Italian film director Antonino Lakshen Sucameli, an Osho disciple himself, is in talks with production companies in both India and abroad as well as senior Indian actors to resume work on "Osho: The Film", which was conceptualised more than five years ago.
The 54-year-old, who was in Nepal this month to attend a course at the Osho Tapoban in Kathmandu, is now back in India to hold talks with powerful Tamil superstar Kamal Haasan and Bollywood star Sanjay Dutt, an associate in Nepal said.
"The shooting will start by next year, " Swami Rishi from Osho Tapoban, Kathmandu told. "Part of the film will be shot in India."

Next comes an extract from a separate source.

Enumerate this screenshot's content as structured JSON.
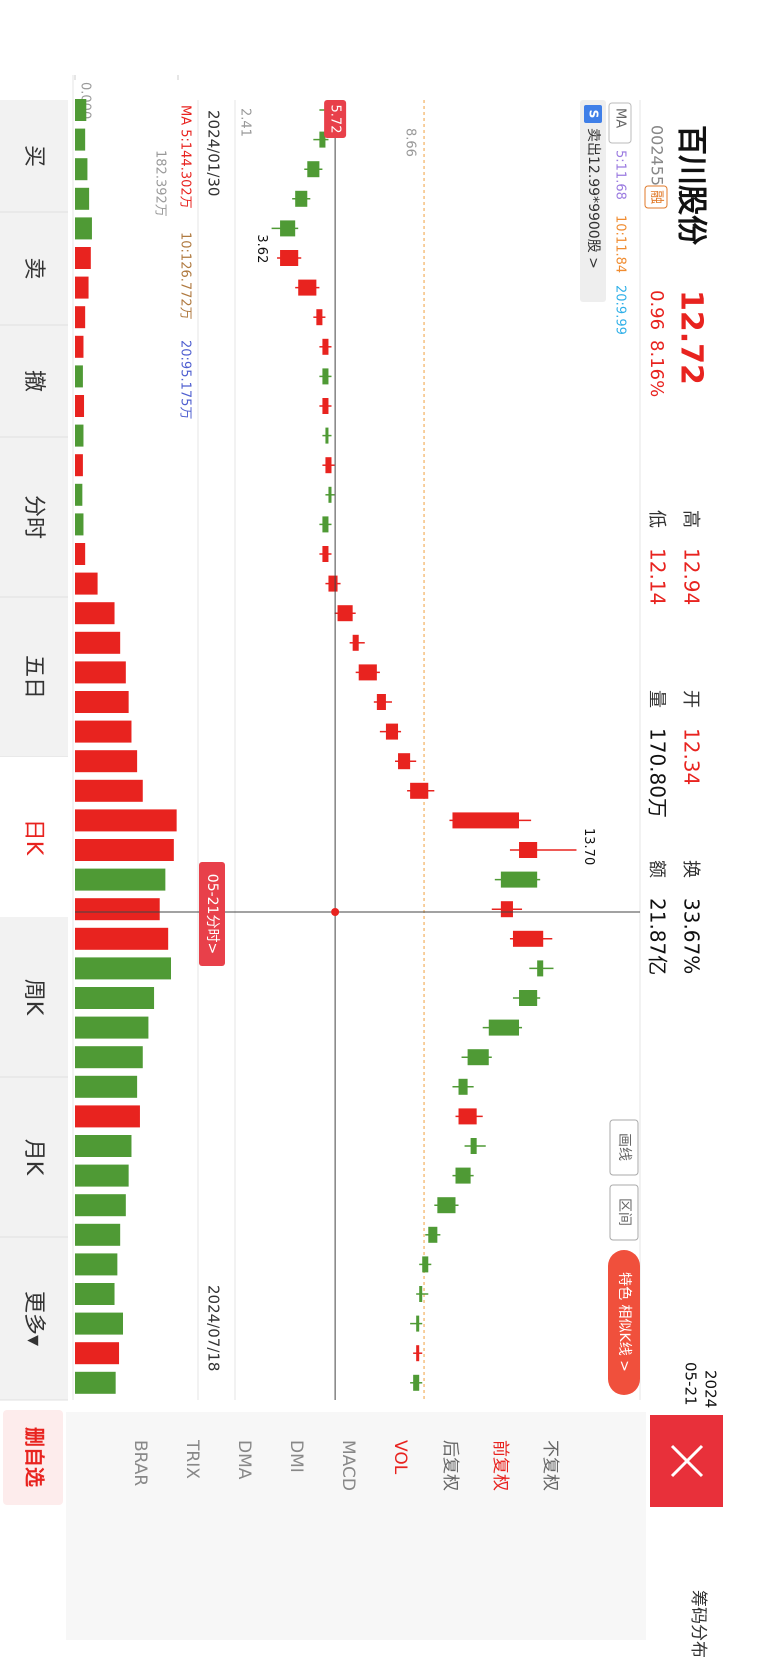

When Sucameli, known for his mystic films "Blue Line" and "Zorba Il Buddha", began work on the script, Kabir Bedi and Irrfan Khan were also approached to act in it. The director is still looking for a Hollywood actress to play Clara, the journalist through whose eyes the mesmerising - as well as turbulent - life of Osho will unfold.
Inspired by Bertolucci's "Little Buddha" and Oliver Stone's "JFK", Sucameli plans to weave in his film videos on Osho, who was born Chandra Mohan Jain in Madhya Pradesh in 1931 and in the 1970s established himself as a new age guru advocating a luxurious life-style as well as experimental therapies that combined sex with violence.
When Clara arrives in the ashram to investigate Osho's life, including his deportation from the US in 1985, she falls in love with his Indian security chief Satyam, and an East-West love story punctuated by flashbacks from India's colonial past forms the core of the film.
Sucameli met Osho in 1978 when he arrived in India and became his disciple.
Osho's sensational life has attracted other filmmakers as well. In 2006, an Indian company, Media One Venture of Chandigarh, had announced plan to make a film, "Guru of Sex" that was to have cast Sir Ben Kingsley as Osho.